Legislative & Political Week in Review

  • Facing a certain expulsion vote from his legislative colleagues, Sen. Henry Stallings resigned this week, vowing, "I shall return." Prevailing wisdom predicts otherwise, with one pundit calling Stallings (D-Detroit) a man without a political country. His resignation is effective March 31, giving him another month’s salary and travel expenses, although under an agreement with Senate leadership he will not attend session or vote. Following his resignation announcement to a stone-silent chamber, the former senator blamed his current difficulty on disloyal associates and recanted earlier sworn testimony in which he admitted receiving money under false pretenses.
  • Despite a remarkably mild winter and a booming economy, metropolitan Detroit homeless shelters are 15 to 50 percent busier this year, and some advocates are blaming Michigan’s tougher welfare rules.
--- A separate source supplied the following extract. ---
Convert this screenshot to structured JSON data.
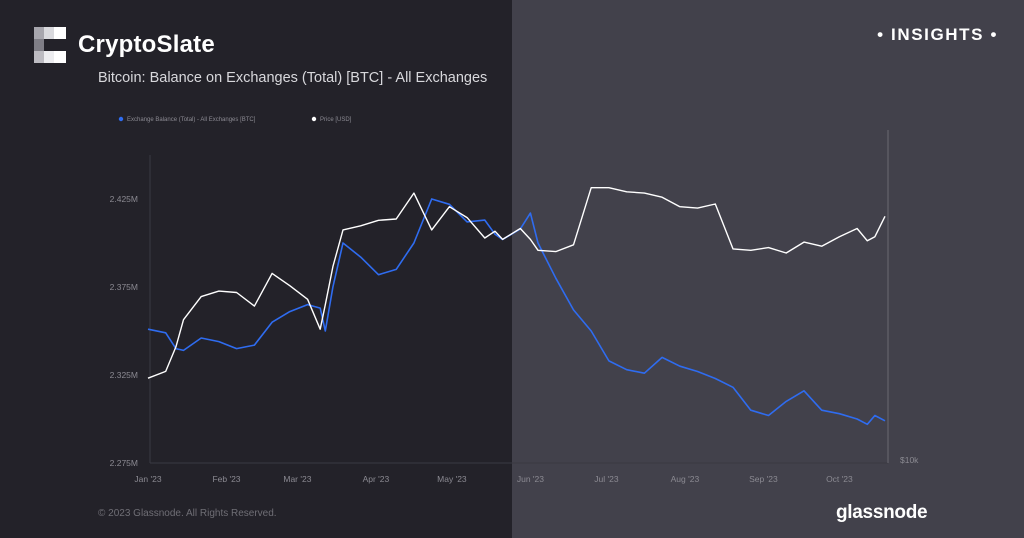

According to a Detroit Free Press report, the state’s Family Independence Agency (FIA) is looking into a finding by the U.S. Conference of Mayors that the 20-percent hike in homelessness in Detroit largely is due to welfare changes. Shelter providers contend that stringent new work rules require parents on welfare to take jobs, even at low pay, and when a job subsequently is lost, there’s no rent money or assistance (when a recipient takes a job, his/her case closes) and the family ends up at a shelter. Welfare caseloads are at a 27-year low, but a spokeswoman for the FIA said that the department may have to reshape its policies if a planned poll of shelter users reveals that the new welfare rules are contributing to homelessness.
  • Juvenile probation officer Alan Sanborn (R-Richmond) won the special 32d House-district election, beating his opponent by nearly 3,000 votes. The 6,751 votes cast represent about 11 percent of eligible voters—1,000 fewer than the number who voted in the special primary three weeks ago. The new representative will serve out the last ten months of Sen. David Jaye’s unexpired term in the lower chamber.
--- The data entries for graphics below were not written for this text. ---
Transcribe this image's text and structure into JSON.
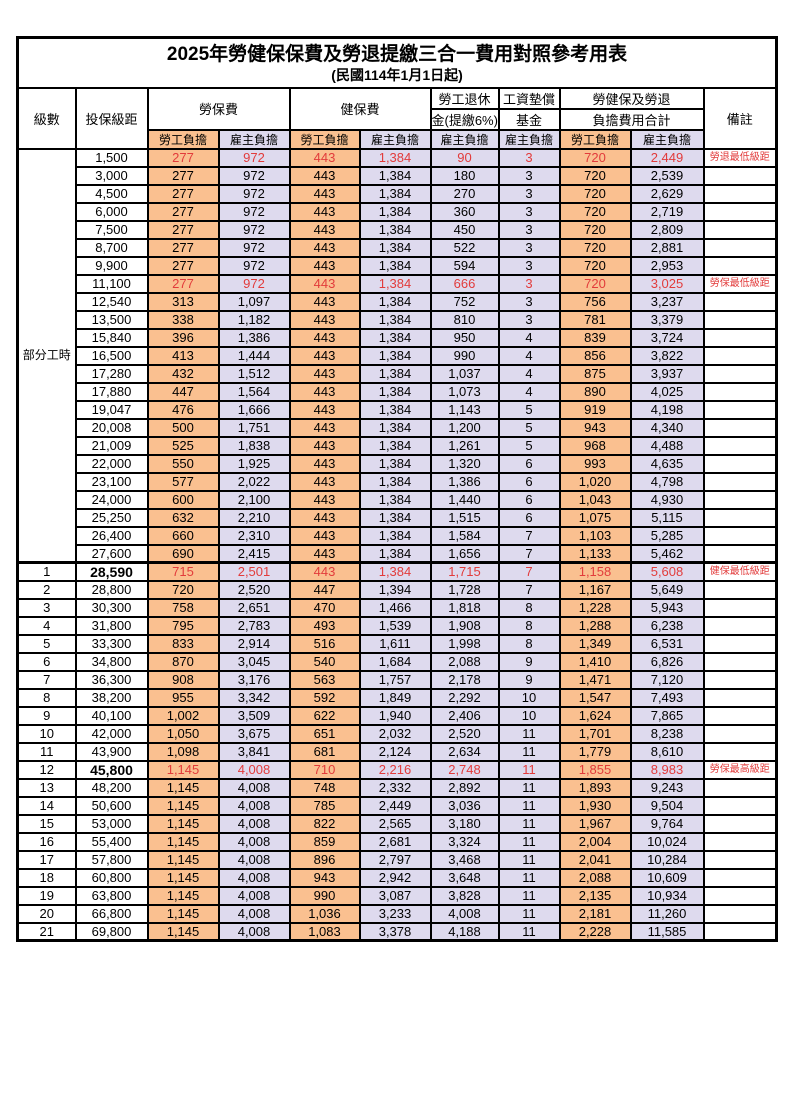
{
  "title": "2025年勞健保保費及勞退提繳三合一費用對照參考用表",
  "subtitle": "(民國114年1月1日起)",
  "labels": {
    "level": "級數",
    "bracket": "投保級距",
    "labor_group": "勞保費",
    "health_group": "健保費",
    "pension_top": "勞工退休",
    "pension_bottom": "金(提繳6%)",
    "wage_top": "工資墊償",
    "wage_bottom": "基金",
    "total_top": "勞健保及勞退",
    "total_bottom": "負擔費用合計",
    "remark": "備註",
    "employee": "勞工負擔",
    "employer": "雇主負擔",
    "part_time": "部分工時"
  },
  "colors": {
    "employee_bg": "#FAC090",
    "employer_bg": "#DEDAEE",
    "highlight_red": "#E23B3B"
  },
  "rows": [
    {
      "level": "",
      "bracket": "1,500",
      "labor_emp": "277",
      "labor_er": "972",
      "health_emp": "443",
      "health_er": "1,384",
      "pension_er": "90",
      "wage_er": "3",
      "total_emp": "720",
      "total_er": "2,449",
      "remark": "勞退最低級距",
      "red": true,
      "bold": false
    },
    {
      "level": "",
      "bracket": "3,000",
      "labor_emp": "277",
      "labor_er": "972",
      "health_emp": "443",
      "health_er": "1,384",
      "pension_er": "180",
      "wage_er": "3",
      "total_emp": "720",
      "total_er": "2,539",
      "remark": "",
      "red": false,
      "bold": false
    },
    {
      "level": "",
      "bracket": "4,500",
      "labor_emp": "277",
      "labor_er": "972",
      "health_emp": "443",
      "health_er": "1,384",
      "pension_er": "270",
      "wage_er": "3",
      "total_emp": "720",
      "total_er": "2,629",
      "remark": "",
      "red": false,
      "bold": false
    },
    {
      "level": "",
      "bracket": "6,000",
      "labor_emp": "277",
      "labor_er": "972",
      "health_emp": "443",
      "health_er": "1,384",
      "pension_er": "360",
      "wage_er": "3",
      "total_emp": "720",
      "total_er": "2,719",
      "remark": "",
      "red": false,
      "bold": false
    },
    {
      "level": "",
      "bracket": "7,500",
      "labor_emp": "277",
      "labor_er": "972",
      "health_emp": "443",
      "health_er": "1,384",
      "pension_er": "450",
      "wage_er": "3",
      "total_emp": "720",
      "total_er": "2,809",
      "remark": "",
      "red": false,
      "bold": false
    },
    {
      "level": "",
      "bracket": "8,700",
      "labor_emp": "277",
      "labor_er": "972",
      "health_emp": "443",
      "health_er": "1,384",
      "pension_er": "522",
      "wage_er": "3",
      "total_emp": "720",
      "total_er": "2,881",
      "remark": "",
      "red": false,
      "bold": false
    },
    {
      "level": "",
      "bracket": "9,900",
      "labor_emp": "277",
      "labor_er": "972",
      "health_emp": "443",
      "health_er": "1,384",
      "pension_er": "594",
      "wage_er": "3",
      "total_emp": "720",
      "total_er": "2,953",
      "remark": "",
      "red": false,
      "bold": false
    },
    {
      "level": "",
      "bracket": "11,100",
      "labor_emp": "277",
      "labor_er": "972",
      "health_emp": "443",
      "health_er": "1,384",
      "pension_er": "666",
      "wage_er": "3",
      "total_emp": "720",
      "total_er": "3,025",
      "remark": "勞保最低級距",
      "red": true,
      "bold": false
    },
    {
      "level": "",
      "bracket": "12,540",
      "labor_emp": "313",
      "labor_er": "1,097",
      "health_emp": "443",
      "health_er": "1,384",
      "pension_er": "752",
      "wage_er": "3",
      "total_emp": "756",
      "total_er": "3,237",
      "remark": "",
      "red": false,
      "bold": false
    },
    {
      "level": "",
      "bracket": "13,500",
      "labor_emp": "338",
      "labor_er": "1,182",
      "health_emp": "443",
      "health_er": "1,384",
      "pension_er": "810",
      "wage_er": "3",
      "total_emp": "781",
      "total_er": "3,379",
      "remark": "",
      "red": false,
      "bold": false
    },
    {
      "level": "",
      "bracket": "15,840",
      "labor_emp": "396",
      "labor_er": "1,386",
      "health_emp": "443",
      "health_er": "1,384",
      "pension_er": "950",
      "wage_er": "4",
      "total_emp": "839",
      "total_er": "3,724",
      "remark": "",
      "red": false,
      "bold": false
    },
    {
      "level": "",
      "bracket": "16,500",
      "labor_emp": "413",
      "labor_er": "1,444",
      "health_emp": "443",
      "health_er": "1,384",
      "pension_er": "990",
      "wage_er": "4",
      "total_emp": "856",
      "total_er": "3,822",
      "remark": "",
      "red": false,
      "bold": false
    },
    {
      "level": "",
      "bracket": "17,280",
      "labor_emp": "432",
      "labor_er": "1,512",
      "health_emp": "443",
      "health_er": "1,384",
      "pension_er": "1,037",
      "wage_er": "4",
      "total_emp": "875",
      "total_er": "3,937",
      "remark": "",
      "red": false,
      "bold": false
    },
    {
      "level": "",
      "bracket": "17,880",
      "labor_emp": "447",
      "labor_er": "1,564",
      "health_emp": "443",
      "health_er": "1,384",
      "pension_er": "1,073",
      "wage_er": "4",
      "total_emp": "890",
      "total_er": "4,025",
      "remark": "",
      "red": false,
      "bold": false
    },
    {
      "level": "",
      "bracket": "19,047",
      "labor_emp": "476",
      "labor_er": "1,666",
      "health_emp": "443",
      "health_er": "1,384",
      "pension_er": "1,143",
      "wage_er": "5",
      "total_emp": "919",
      "total_er": "4,198",
      "remark": "",
      "red": false,
      "bold": false
    },
    {
      "level": "",
      "bracket": "20,008",
      "labor_emp": "500",
      "labor_er": "1,751",
      "health_emp": "443",
      "health_er": "1,384",
      "pension_er": "1,200",
      "wage_er": "5",
      "total_emp": "943",
      "total_er": "4,340",
      "remark": "",
      "red": false,
      "bold": false
    },
    {
      "level": "",
      "bracket": "21,009",
      "labor_emp": "525",
      "labor_er": "1,838",
      "health_emp": "443",
      "health_er": "1,384",
      "pension_er": "1,261",
      "wage_er": "5",
      "total_emp": "968",
      "total_er": "4,488",
      "remark": "",
      "red": false,
      "bold": false
    },
    {
      "level": "",
      "bracket": "22,000",
      "labor_emp": "550",
      "labor_er": "1,925",
      "health_emp": "443",
      "health_er": "1,384",
      "pension_er": "1,320",
      "wage_er": "6",
      "total_emp": "993",
      "total_er": "4,635",
      "remark": "",
      "red": false,
      "bold": false
    },
    {
      "level": "",
      "bracket": "23,100",
      "labor_emp": "577",
      "labor_er": "2,022",
      "health_emp": "443",
      "health_er": "1,384",
      "pension_er": "1,386",
      "wage_er": "6",
      "total_emp": "1,020",
      "total_er": "4,798",
      "remark": "",
      "red": false,
      "bold": false
    },
    {
      "level": "",
      "bracket": "24,000",
      "labor_emp": "600",
      "labor_er": "2,100",
      "health_emp": "443",
      "health_er": "1,384",
      "pension_er": "1,440",
      "wage_er": "6",
      "total_emp": "1,043",
      "total_er": "4,930",
      "remark": "",
      "red": false,
      "bold": false
    },
    {
      "level": "",
      "bracket": "25,250",
      "labor_emp": "632",
      "labor_er": "2,210",
      "health_emp": "443",
      "health_er": "1,384",
      "pension_er": "1,515",
      "wage_er": "6",
      "total_emp": "1,075",
      "total_er": "5,115",
      "remark": "",
      "red": false,
      "bold": false
    },
    {
      "level": "",
      "bracket": "26,400",
      "labor_emp": "660",
      "labor_er": "2,310",
      "health_emp": "443",
      "health_er": "1,384",
      "pension_er": "1,584",
      "wage_er": "7",
      "total_emp": "1,103",
      "total_er": "5,285",
      "remark": "",
      "red": false,
      "bold": false
    },
    {
      "level": "",
      "bracket": "27,600",
      "labor_emp": "690",
      "labor_er": "2,415",
      "health_emp": "443",
      "health_er": "1,384",
      "pension_er": "1,656",
      "wage_er": "7",
      "total_emp": "1,133",
      "total_er": "5,462",
      "remark": "",
      "red": false,
      "bold": false
    },
    {
      "level": "1",
      "bracket": "28,590",
      "labor_emp": "715",
      "labor_er": "2,501",
      "health_emp": "443",
      "health_er": "1,384",
      "pension_er": "1,715",
      "wage_er": "7",
      "total_emp": "1,158",
      "total_er": "5,608",
      "remark": "健保最低級距",
      "red": true,
      "bold": true
    },
    {
      "level": "2",
      "bracket": "28,800",
      "labor_emp": "720",
      "labor_er": "2,520",
      "health_emp": "447",
      "health_er": "1,394",
      "pension_er": "1,728",
      "wage_er": "7",
      "total_emp": "1,167",
      "total_er": "5,649",
      "remark": "",
      "red": false,
      "bold": false
    },
    {
      "level": "3",
      "bracket": "30,300",
      "labor_emp": "758",
      "labor_er": "2,651",
      "health_emp": "470",
      "health_er": "1,466",
      "pension_er": "1,818",
      "wage_er": "8",
      "total_emp": "1,228",
      "total_er": "5,943",
      "remark": "",
      "red": false,
      "bold": false
    },
    {
      "level": "4",
      "bracket": "31,800",
      "labor_emp": "795",
      "labor_er": "2,783",
      "health_emp": "493",
      "health_er": "1,539",
      "pension_er": "1,908",
      "wage_er": "8",
      "total_emp": "1,288",
      "total_er": "6,238",
      "remark": "",
      "red": false,
      "bold": false
    },
    {
      "level": "5",
      "bracket": "33,300",
      "labor_emp": "833",
      "labor_er": "2,914",
      "health_emp": "516",
      "health_er": "1,611",
      "pension_er": "1,998",
      "wage_er": "8",
      "total_emp": "1,349",
      "total_er": "6,531",
      "remark": "",
      "red": false,
      "bold": false
    },
    {
      "level": "6",
      "bracket": "34,800",
      "labor_emp": "870",
      "labor_er": "3,045",
      "health_emp": "540",
      "health_er": "1,684",
      "pension_er": "2,088",
      "wage_er": "9",
      "total_emp": "1,410",
      "total_er": "6,826",
      "remark": "",
      "red": false,
      "bold": false
    },
    {
      "level": "7",
      "bracket": "36,300",
      "labor_emp": "908",
      "labor_er": "3,176",
      "health_emp": "563",
      "health_er": "1,757",
      "pension_er": "2,178",
      "wage_er": "9",
      "total_emp": "1,471",
      "total_er": "7,120",
      "remark": "",
      "red": false,
      "bold": false
    },
    {
      "level": "8",
      "bracket": "38,200",
      "labor_emp": "955",
      "labor_er": "3,342",
      "health_emp": "592",
      "health_er": "1,849",
      "pension_er": "2,292",
      "wage_er": "10",
      "total_emp": "1,547",
      "total_er": "7,493",
      "remark": "",
      "red": false,
      "bold": false
    },
    {
      "level": "9",
      "bracket": "40,100",
      "labor_emp": "1,002",
      "labor_er": "3,509",
      "health_emp": "622",
      "health_er": "1,940",
      "pension_er": "2,406",
      "wage_er": "10",
      "total_emp": "1,624",
      "total_er": "7,865",
      "remark": "",
      "red": false,
      "bold": false
    },
    {
      "level": "10",
      "bracket": "42,000",
      "labor_emp": "1,050",
      "labor_er": "3,675",
      "health_emp": "651",
      "health_er": "2,032",
      "pension_er": "2,520",
      "wage_er": "11",
      "total_emp": "1,701",
      "total_er": "8,238",
      "remark": "",
      "red": false,
      "bold": false
    },
    {
      "level": "11",
      "bracket": "43,900",
      "labor_emp": "1,098",
      "labor_er": "3,841",
      "health_emp": "681",
      "health_er": "2,124",
      "pension_er": "2,634",
      "wage_er": "11",
      "total_emp": "1,779",
      "total_er": "8,610",
      "remark": "",
      "red": false,
      "bold": false
    },
    {
      "level": "12",
      "bracket": "45,800",
      "labor_emp": "1,145",
      "labor_er": "4,008",
      "health_emp": "710",
      "health_er": "2,216",
      "pension_er": "2,748",
      "wage_er": "11",
      "total_emp": "1,855",
      "total_er": "8,983",
      "remark": "勞保最高級距",
      "red": true,
      "bold": true
    },
    {
      "level": "13",
      "bracket": "48,200",
      "labor_emp": "1,145",
      "labor_er": "4,008",
      "health_emp": "748",
      "health_er": "2,332",
      "pension_er": "2,892",
      "wage_er": "11",
      "total_emp": "1,893",
      "total_er": "9,243",
      "remark": "",
      "red": false,
      "bold": false
    },
    {
      "level": "14",
      "bracket": "50,600",
      "labor_emp": "1,145",
      "labor_er": "4,008",
      "health_emp": "785",
      "health_er": "2,449",
      "pension_er": "3,036",
      "wage_er": "11",
      "total_emp": "1,930",
      "total_er": "9,504",
      "remark": "",
      "red": false,
      "bold": false
    },
    {
      "level": "15",
      "bracket": "53,000",
      "labor_emp": "1,145",
      "labor_er": "4,008",
      "health_emp": "822",
      "health_er": "2,565",
      "pension_er": "3,180",
      "wage_er": "11",
      "total_emp": "1,967",
      "total_er": "9,764",
      "remark": "",
      "red": false,
      "bold": false
    },
    {
      "level": "16",
      "bracket": "55,400",
      "labor_emp": "1,145",
      "labor_er": "4,008",
      "health_emp": "859",
      "health_er": "2,681",
      "pension_er": "3,324",
      "wage_er": "11",
      "total_emp": "2,004",
      "total_er": "10,024",
      "remark": "",
      "red": false,
      "bold": false
    },
    {
      "level": "17",
      "bracket": "57,800",
      "labor_emp": "1,145",
      "labor_er": "4,008",
      "health_emp": "896",
      "health_er": "2,797",
      "pension_er": "3,468",
      "wage_er": "11",
      "total_emp": "2,041",
      "total_er": "10,284",
      "remark": "",
      "red": false,
      "bold": false
    },
    {
      "level": "18",
      "bracket": "60,800",
      "labor_emp": "1,145",
      "labor_er": "4,008",
      "health_emp": "943",
      "health_er": "2,942",
      "pension_er": "3,648",
      "wage_er": "11",
      "total_emp": "2,088",
      "total_er": "10,609",
      "remark": "",
      "red": false,
      "bold": false
    },
    {
      "level": "19",
      "bracket": "63,800",
      "labor_emp": "1,145",
      "labor_er": "4,008",
      "health_emp": "990",
      "health_er": "3,087",
      "pension_er": "3,828",
      "wage_er": "11",
      "total_emp": "2,135",
      "total_er": "10,934",
      "remark": "",
      "red": false,
      "bold": false
    },
    {
      "level": "20",
      "bracket": "66,800",
      "labor_emp": "1,145",
      "labor_er": "4,008",
      "health_emp": "1,036",
      "health_er": "3,233",
      "pension_er": "4,008",
      "wage_er": "11",
      "total_emp": "2,181",
      "total_er": "11,260",
      "remark": "",
      "red": false,
      "bold": false
    },
    {
      "level": "21",
      "bracket": "69,800",
      "labor_emp": "1,145",
      "labor_er": "4,008",
      "health_emp": "1,083",
      "health_er": "3,378",
      "pension_er": "4,188",
      "wage_er": "11",
      "total_emp": "2,228",
      "total_er": "11,585",
      "remark": "",
      "red": false,
      "bold": false
    }
  ]
}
  • Longtime Department of Management and Budget spokeswoman Maureen McNulty is taking a leave; she will serve in Gov. John Engler’s reelection campaign as deputy campaign manager for communications.
  • Michigan’s governor has received a presidential appointment to the National Assessment Governing Board. Among the 25-member, bipartisan board’s responsibilities is overseeing development of proposed national tests to gauge fourth grade reading and eighth grade math skills.
  • State personal service contracts declined by $34 million for the 1996–97 fiscal year, according to a Department of Civil Service report. This often-controversial category of consulting contracts, through which state agencies may purchase temporary services without hiring additional state employees, has been declining steadily for a decade. Gongwer News Service reports that the number of Civil Service–approved contracts has dropped by almost 3,800 since 1990.
  • Appearing before the House Appropriations Judiciary Subcommittee, State Supreme Court Chief Justice Conrad Mallett, Jr., asked for $162 million for the judicial branch budget in FY 1998–99, $11 million more in general funds than the governor’s status quo recommendation in the executive budget. Mallett told the panel that the 5,400 new prisoners anticipated in the governor’s Corrections budget won’t get there without passing through the courts. Mallett’s request represents an increase of seven percent over current year funding.
  • In an obscure footnote to legislation reauthorizing the National Sea Grant College Program, Congress last week decreed that "the term ‘Great Lakes’ includes Lake Champlain." The semantic juggling will permit Vermont universities to compete with other coastline schools for federal Sea Grant research funds. The more inclusive definition drew a decidedly cool response from Michigan Office of the Great Lakes director, Tracy Mehan, who observed pointedly that, "by custom, history, usage, and tradition, there are but five Great Lakes."